Published on 23/07/13 in Reading
Homage to a Venetian friend/painter
Looking at the Basilica of San Marco, I think of the expression that defines it: the Fable of the East. When I close my eyes, I see in my mind the same words: The East begins in Venice. These words are not spoken lightly but arise from images embedded in the collective memory, as the precious stones are embedded in the cabochons in the Pala d' Oro. Like a seagull, I fly in a jet over the ancient sea routes. It's my Mediterranean: Istanbul, the Aegean islands, Cyprus, Antioch, Acre, Jerusalem, Aleppo, Alexandria, Crete. The legendary East is familiar to me. I love it, I have travelled its length and breadth. Its wealth and its colours have filled the city with their glow, giving Venice the reputation of the "city of gold", when Europe was still in the darkness of the Middle Ages.
From Byzantium came the domes of Saint Mark's Basilica, decorated with beautiful mosaics which had travelled from Constantinople to the dome of the Mosque of Omar in Jerusalem and to the Great Mosque of the Umayyads in Damascus. The winding streets of Venice and the delightful gardens can be found in Aleppo, the buildings on the water with gondolas resemble those of the pashas’ caiques studded with gold, the noisy markets of Rialto reminiscent of Chania in Crete, and up there on the lintel above the fortresses of the Serenissima located along the coast of Greece, the winged lion symbolized the omnipotence of Venice at a time when her dominion extended over almost the entire Mediterranean.
My imagination feeds me, the stories enrich me, the art often makes me feel like I am flying, arousing in me emotions that are mixed with rationality. I need to elaborate on both emotions and logic to discover my personal harmony, which is supported by beauty. That's why I am enchanted by the world of my friend painter. In her Venetian themes, expressed with vigorous strokes that embody an abstract style, I see the chaos of the East. That is a fusion of bright colours. On closer inspection, however, I perceive the object of my search.

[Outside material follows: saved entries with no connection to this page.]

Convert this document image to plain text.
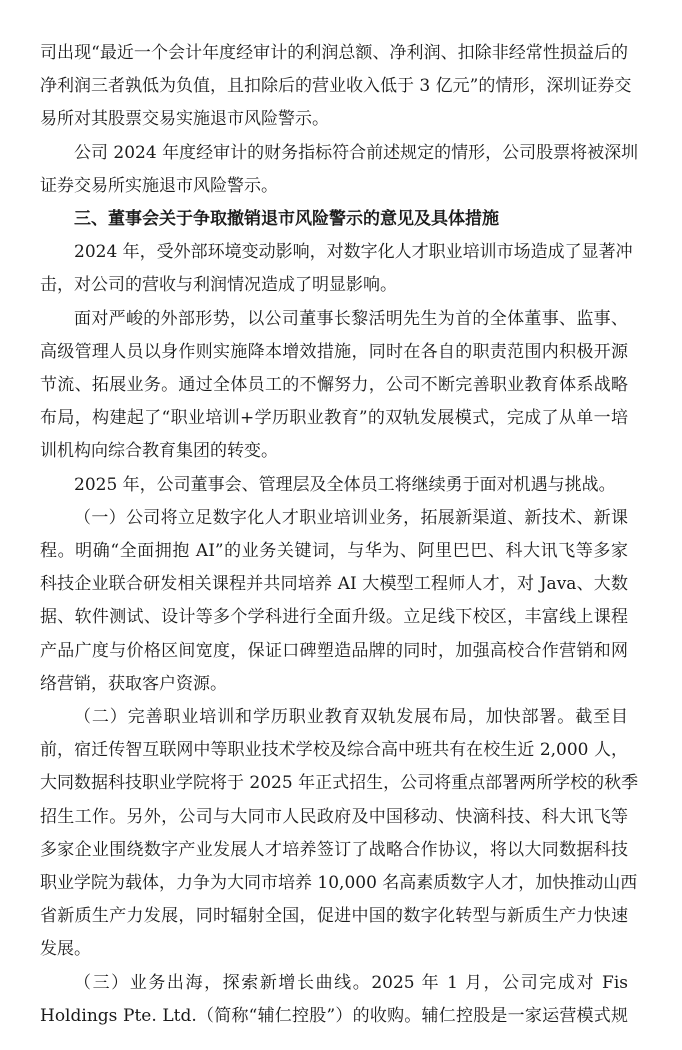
司出现“最近一个会计年度经审计的利润总额、净利润、扣除非经常性损益后的
净利润三者孰低为负值，且扣除后的营业收入低于 3 亿元”的情形，深圳证券交
易所对其股票交易实施退市风险警示。
公司 2024 年度经审计的财务指标符合前述规定的情形，公司股票将被深圳
证券交易所实施退市风险警示。
三、董事会关于争取撤销退市风险警示的意见及具体措施
2024 年，受外部环境变动影响，对数字化人才职业培训市场造成了显著冲
击，对公司的营收与利润情况造成了明显影响。
面对严峻的外部形势，以公司董事长黎活明先生为首的全体董事、监事、
高级管理人员以身作则实施降本增效措施，同时在各自的职责范围内积极开源
节流、拓展业务。通过全体员工的不懈努力，公司不断完善职业教育体系战略
布局，构建起了“职业培训+学历职业教育”的双轨发展模式，完成了从单一培
训机构向综合教育集团的转变。
2025 年，公司董事会、管理层及全体员工将继续勇于面对机遇与挑战。
（一）公司将立足数字化人才职业培训业务，拓展新渠道、新技术、新课
程。明确“全面拥抱 AI”的业务关键词，与华为、阿里巴巴、科大讯飞等多家
科技企业联合研发相关课程并共同培养 AI 大模型工程师人才，对 Java、大数
据、软件测试、设计等多个学科进行全面升级。立足线下校区，丰富线上课程
产品广度与价格区间宽度，保证口碑塑造品牌的同时，加强高校合作营销和网
络营销，获取客户资源。
（二）完善职业培训和学历职业教育双轨发展布局，加快部署。截至目
前，宿迁传智互联网中等职业技术学校及综合高中班共有在校生近 2,000 人，
大同数据科技职业学院将于 2025 年正式招生，公司将重点部署两所学校的秋季
招生工作。另外，公司与大同市人民政府及中国移动、快滴科技、科大讯飞等
多家企业围绕数字产业发展人才培养签订了战略合作协议，将以大同数据科技
职业学院为载体，力争为大同市培养 10,000 名高素质数字人才，加快推动山西
省新质生产力发展，同时辐射全国，促进中国的数字化转型与新质生产力快速
发展。
（三）业务出海，探索新增长曲线。2025 年 1 月，公司完成对 Fis
Holdings Pte. Ltd.（简称“辅仁控股”）的收购。辅仁控股是一家运营模式规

Through the solidity of the structure, I discover the European formation of the painter who adopts a strict structure to support a wide range of colours, just like the noisy bazaars of the East conceal an organized system on a rigorous basis of principles and regulations behind the bags filled with fragrant spices and scents. Thus the symmetry, in my opinion, is not everything in the expression of an artist. At times, indeed, it appears dull. Harmony, on the contrary, is essential because the steady rhythm of a work of art, like the tolling of the bells of Saint Mark's that are lost in the wind, vanish into the sea, echoing in the bell of an Orthodox church on a Greek island and finally we hear again the voice of the "muezzin" inviting the faithful to prayer, somewhere in the East.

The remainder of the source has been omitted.